Report: China Hasn’t Paid Migrant Workers Who Built Wuhan Propaganda Hospitals

This photo taken on January 30, 2020 shows a doctor working inside an isolation ward at a
STR/AFP via Getty

Migrant workers in Wuhan, China, who built the hospitals prominently featured in Beijing’s coronavirus propaganda videos have not yet received their full salaries despite the Communist Party claiming the city’s outbreak is over, Radio Free Asia (RFA) reported on Wednesday.

The Party enticed construction workers from around China with the prospect of 3,000 yuan per day ($423) to join efforts on building the two field hospital sites at Leishenshan and Huoshenshan shortly after the virus started spreading.

Worker’s salaries were supposed to have come from a one-billion-yuan emergency fund from the central government in Beijing, intended to show the Chinese Communist Party’s (CCP) commitment to overcoming the pandemic. The generous salaries were reportedly a result of the pressure placed on workers to finish the facilities, as well as the risks they faced from potential exposure to coronavirus patients.

China claims it successfully completed the two hospitals in under two weeks. A migrant worker surnamed Xue revealed on Chinese social media how he and his colleagues only received 500 yuan ($70) and were left stranded on the site by the state-run China Construction Corporation, unable to return home during the lockdown.

An informed source who spoke with RFA about the projects explained that the workers were likely hired by a subcontractor and had illegally been forced to pay for their own expenses during the quarantine.

“There will definitely be layer upon layer of subcontractors [being used], for example, the design … or the most physically tiring labor will be contracted out,” said the woman, who identified herself only as Wu. “That’s always the way.

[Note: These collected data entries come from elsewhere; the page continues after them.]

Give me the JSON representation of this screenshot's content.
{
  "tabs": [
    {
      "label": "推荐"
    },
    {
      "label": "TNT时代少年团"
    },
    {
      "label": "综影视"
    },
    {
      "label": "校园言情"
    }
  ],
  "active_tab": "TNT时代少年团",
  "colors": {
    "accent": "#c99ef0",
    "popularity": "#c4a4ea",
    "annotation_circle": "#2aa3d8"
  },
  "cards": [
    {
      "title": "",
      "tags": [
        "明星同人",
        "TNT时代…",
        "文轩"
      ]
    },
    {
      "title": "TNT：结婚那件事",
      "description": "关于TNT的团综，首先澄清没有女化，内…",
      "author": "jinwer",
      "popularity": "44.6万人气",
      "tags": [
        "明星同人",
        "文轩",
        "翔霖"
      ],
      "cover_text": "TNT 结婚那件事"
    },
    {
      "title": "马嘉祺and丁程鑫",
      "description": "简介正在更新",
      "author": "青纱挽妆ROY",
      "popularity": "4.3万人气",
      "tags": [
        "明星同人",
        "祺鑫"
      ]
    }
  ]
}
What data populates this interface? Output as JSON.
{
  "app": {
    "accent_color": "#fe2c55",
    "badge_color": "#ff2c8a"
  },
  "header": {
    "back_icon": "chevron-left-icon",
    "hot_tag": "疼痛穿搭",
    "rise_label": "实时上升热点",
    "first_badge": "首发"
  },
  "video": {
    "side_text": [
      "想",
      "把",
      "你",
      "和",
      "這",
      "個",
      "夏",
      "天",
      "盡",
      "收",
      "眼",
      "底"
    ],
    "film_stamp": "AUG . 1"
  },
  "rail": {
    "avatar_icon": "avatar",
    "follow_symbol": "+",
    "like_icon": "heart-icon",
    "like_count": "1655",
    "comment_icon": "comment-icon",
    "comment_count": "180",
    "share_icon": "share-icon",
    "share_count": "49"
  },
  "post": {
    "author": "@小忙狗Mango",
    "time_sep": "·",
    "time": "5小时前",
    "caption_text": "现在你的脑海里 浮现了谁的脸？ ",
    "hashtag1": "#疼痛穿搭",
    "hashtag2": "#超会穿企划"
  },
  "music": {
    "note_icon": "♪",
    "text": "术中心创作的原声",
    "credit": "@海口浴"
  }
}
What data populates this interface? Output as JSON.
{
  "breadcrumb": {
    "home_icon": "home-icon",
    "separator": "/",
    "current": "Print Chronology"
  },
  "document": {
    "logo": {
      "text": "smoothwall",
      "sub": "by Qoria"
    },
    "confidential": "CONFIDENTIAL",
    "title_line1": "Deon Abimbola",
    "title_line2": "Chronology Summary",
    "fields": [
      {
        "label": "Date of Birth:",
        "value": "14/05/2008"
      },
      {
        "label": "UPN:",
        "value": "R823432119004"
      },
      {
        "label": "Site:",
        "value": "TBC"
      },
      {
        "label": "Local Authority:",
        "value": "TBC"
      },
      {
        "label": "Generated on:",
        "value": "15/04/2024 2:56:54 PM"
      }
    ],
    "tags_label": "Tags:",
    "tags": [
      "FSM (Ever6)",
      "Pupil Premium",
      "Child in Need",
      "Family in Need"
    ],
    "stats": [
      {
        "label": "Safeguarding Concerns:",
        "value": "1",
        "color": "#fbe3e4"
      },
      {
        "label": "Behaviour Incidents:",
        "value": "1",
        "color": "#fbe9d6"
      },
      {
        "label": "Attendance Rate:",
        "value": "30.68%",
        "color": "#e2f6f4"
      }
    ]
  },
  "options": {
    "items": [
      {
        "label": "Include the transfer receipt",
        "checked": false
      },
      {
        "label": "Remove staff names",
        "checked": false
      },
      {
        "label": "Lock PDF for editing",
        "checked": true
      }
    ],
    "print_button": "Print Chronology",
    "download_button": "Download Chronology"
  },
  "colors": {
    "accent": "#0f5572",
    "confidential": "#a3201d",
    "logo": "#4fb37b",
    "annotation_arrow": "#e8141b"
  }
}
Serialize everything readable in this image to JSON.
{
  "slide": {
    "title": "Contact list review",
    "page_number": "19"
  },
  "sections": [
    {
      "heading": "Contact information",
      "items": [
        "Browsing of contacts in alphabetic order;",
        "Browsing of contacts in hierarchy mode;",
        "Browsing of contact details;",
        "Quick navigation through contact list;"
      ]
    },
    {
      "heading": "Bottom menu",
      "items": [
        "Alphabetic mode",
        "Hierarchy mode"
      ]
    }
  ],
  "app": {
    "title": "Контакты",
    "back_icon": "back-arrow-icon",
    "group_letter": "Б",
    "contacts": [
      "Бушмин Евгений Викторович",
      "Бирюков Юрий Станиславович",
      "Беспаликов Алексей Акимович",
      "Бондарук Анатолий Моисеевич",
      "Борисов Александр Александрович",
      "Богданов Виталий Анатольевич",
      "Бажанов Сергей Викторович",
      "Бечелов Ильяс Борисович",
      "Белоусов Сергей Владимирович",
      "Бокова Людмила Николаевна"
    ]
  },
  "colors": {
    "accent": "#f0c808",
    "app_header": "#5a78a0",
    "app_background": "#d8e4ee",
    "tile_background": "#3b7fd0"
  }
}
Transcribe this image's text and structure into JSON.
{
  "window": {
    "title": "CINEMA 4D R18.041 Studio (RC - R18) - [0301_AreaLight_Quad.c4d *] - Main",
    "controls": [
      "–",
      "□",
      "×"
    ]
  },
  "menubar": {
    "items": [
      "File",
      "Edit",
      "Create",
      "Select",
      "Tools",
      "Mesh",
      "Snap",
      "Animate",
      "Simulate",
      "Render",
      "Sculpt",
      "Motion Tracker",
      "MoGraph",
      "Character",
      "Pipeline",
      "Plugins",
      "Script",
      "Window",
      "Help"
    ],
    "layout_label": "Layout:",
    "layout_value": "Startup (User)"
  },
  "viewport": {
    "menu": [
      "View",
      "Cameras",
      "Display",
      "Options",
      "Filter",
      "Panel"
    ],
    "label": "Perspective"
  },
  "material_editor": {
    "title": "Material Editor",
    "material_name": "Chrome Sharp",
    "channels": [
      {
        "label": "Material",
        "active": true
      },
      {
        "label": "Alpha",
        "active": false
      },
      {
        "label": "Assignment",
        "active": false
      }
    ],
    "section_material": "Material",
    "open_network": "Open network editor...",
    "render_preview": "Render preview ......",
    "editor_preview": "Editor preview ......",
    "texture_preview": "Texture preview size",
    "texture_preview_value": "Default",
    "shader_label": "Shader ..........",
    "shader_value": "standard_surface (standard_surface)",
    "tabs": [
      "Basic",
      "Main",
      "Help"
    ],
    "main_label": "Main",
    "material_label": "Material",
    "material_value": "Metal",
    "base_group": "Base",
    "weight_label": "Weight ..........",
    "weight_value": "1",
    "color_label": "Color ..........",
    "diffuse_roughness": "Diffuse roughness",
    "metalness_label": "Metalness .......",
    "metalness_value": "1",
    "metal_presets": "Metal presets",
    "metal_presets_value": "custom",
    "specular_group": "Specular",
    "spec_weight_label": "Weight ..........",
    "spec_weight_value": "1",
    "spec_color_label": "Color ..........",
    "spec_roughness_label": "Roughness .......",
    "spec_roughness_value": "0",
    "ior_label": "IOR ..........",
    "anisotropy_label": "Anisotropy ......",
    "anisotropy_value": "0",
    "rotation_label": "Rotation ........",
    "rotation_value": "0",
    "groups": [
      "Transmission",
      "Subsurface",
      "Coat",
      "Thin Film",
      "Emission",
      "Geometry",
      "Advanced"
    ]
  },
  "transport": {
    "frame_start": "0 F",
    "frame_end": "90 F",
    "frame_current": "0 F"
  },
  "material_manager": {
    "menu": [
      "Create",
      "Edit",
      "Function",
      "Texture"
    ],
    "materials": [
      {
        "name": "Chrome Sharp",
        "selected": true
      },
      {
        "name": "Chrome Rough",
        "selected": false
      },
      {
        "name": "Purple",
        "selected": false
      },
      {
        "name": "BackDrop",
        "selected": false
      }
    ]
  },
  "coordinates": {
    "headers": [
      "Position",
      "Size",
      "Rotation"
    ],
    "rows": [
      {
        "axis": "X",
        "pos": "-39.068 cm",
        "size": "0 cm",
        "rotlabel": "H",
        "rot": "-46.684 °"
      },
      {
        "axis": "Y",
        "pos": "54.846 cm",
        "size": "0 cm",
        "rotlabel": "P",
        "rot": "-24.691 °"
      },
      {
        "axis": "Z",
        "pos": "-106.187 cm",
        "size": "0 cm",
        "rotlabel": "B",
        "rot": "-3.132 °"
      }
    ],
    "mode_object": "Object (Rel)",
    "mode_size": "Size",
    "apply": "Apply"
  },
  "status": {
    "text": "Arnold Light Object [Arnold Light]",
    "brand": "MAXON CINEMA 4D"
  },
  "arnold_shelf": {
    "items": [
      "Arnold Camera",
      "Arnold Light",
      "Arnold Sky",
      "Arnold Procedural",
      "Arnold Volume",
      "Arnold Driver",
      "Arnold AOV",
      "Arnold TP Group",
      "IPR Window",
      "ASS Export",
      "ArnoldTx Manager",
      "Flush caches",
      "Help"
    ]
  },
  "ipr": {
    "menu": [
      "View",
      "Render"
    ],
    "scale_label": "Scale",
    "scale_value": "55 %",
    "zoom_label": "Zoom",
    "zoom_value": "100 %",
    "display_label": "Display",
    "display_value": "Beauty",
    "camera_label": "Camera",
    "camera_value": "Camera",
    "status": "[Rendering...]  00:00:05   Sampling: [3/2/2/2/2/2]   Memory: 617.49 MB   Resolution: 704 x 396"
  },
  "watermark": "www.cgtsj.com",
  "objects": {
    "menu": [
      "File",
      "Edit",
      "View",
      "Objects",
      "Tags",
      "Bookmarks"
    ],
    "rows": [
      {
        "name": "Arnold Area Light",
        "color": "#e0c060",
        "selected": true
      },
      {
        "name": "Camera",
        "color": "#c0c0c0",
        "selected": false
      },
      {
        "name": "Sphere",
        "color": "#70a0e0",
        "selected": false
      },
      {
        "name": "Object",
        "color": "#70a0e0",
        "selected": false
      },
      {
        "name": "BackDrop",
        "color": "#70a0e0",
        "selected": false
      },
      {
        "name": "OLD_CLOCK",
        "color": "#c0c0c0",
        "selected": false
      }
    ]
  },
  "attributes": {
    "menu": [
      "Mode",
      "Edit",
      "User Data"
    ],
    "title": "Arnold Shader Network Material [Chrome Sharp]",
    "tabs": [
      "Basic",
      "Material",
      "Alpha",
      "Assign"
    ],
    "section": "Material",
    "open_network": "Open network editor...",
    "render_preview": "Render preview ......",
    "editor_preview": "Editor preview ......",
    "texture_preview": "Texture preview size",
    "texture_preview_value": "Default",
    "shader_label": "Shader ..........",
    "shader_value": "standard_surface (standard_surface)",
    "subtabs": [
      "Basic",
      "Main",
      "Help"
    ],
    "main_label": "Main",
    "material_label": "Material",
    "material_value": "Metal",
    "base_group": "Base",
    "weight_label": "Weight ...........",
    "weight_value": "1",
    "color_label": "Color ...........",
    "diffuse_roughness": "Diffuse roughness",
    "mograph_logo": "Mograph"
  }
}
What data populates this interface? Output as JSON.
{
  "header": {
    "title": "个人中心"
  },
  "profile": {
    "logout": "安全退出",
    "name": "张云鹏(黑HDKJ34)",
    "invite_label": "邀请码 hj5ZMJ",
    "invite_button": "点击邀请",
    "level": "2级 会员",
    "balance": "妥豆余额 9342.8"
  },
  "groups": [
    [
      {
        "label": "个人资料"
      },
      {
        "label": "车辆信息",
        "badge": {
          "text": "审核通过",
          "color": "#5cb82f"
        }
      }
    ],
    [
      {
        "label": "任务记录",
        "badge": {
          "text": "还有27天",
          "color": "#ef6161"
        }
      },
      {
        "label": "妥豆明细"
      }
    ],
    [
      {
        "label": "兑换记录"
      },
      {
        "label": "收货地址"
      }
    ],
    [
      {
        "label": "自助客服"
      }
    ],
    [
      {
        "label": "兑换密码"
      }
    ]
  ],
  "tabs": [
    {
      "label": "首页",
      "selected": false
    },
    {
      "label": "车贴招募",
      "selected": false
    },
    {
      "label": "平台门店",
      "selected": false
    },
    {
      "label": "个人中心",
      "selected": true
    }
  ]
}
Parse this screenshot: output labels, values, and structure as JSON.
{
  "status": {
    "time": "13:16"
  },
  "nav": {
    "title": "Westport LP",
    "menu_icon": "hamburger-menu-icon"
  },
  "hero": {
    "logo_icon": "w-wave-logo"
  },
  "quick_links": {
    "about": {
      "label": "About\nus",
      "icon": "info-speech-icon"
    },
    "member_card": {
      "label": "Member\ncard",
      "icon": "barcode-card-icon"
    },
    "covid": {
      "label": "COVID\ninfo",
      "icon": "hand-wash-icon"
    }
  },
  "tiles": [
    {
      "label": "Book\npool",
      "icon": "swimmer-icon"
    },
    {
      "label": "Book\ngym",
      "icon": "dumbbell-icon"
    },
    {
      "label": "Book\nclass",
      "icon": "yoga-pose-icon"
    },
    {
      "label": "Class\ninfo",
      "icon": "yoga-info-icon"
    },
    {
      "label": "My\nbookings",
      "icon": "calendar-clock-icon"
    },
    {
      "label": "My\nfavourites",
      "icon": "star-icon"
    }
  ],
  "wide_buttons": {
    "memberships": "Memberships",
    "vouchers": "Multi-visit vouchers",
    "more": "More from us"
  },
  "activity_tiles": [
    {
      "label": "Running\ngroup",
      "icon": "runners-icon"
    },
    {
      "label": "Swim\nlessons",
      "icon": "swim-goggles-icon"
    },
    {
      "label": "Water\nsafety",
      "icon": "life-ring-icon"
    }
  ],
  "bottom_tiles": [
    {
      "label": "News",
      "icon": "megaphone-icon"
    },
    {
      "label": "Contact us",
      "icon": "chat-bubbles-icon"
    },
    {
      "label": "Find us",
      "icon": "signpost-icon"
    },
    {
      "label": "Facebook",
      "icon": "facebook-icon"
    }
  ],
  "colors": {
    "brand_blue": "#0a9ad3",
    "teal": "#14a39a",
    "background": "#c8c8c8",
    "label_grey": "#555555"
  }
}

They tender it to a contractor who in turn hires subcontractors.”

“A lot of workers will take dangerous work because labor is relatively cheap in China,” she continued. “Of course it’s noble of them to work in life-threatening conditions, and it’s actually pretty cheap too.”

The American-funded news service contacted multiple organizations responsible for overseeing the project and its staff, although they all declined to comment or failed to answer the phone.

China claims life in Wuhan is returning to normal after infection rates slowed in the city where the outbreak began, with the all lockdown restrictions set to be lifted on April 8th. At the peak of the quarantine, around 56 million people in the city and the surrounding Hubei province were forced to self-isolate while all travel was suspended.

As of Thursday morning, there were 961,589 recorded cases of the coronavirus worldwide, leading to 49,165 deaths. Over 200,000 have already made a full recovery.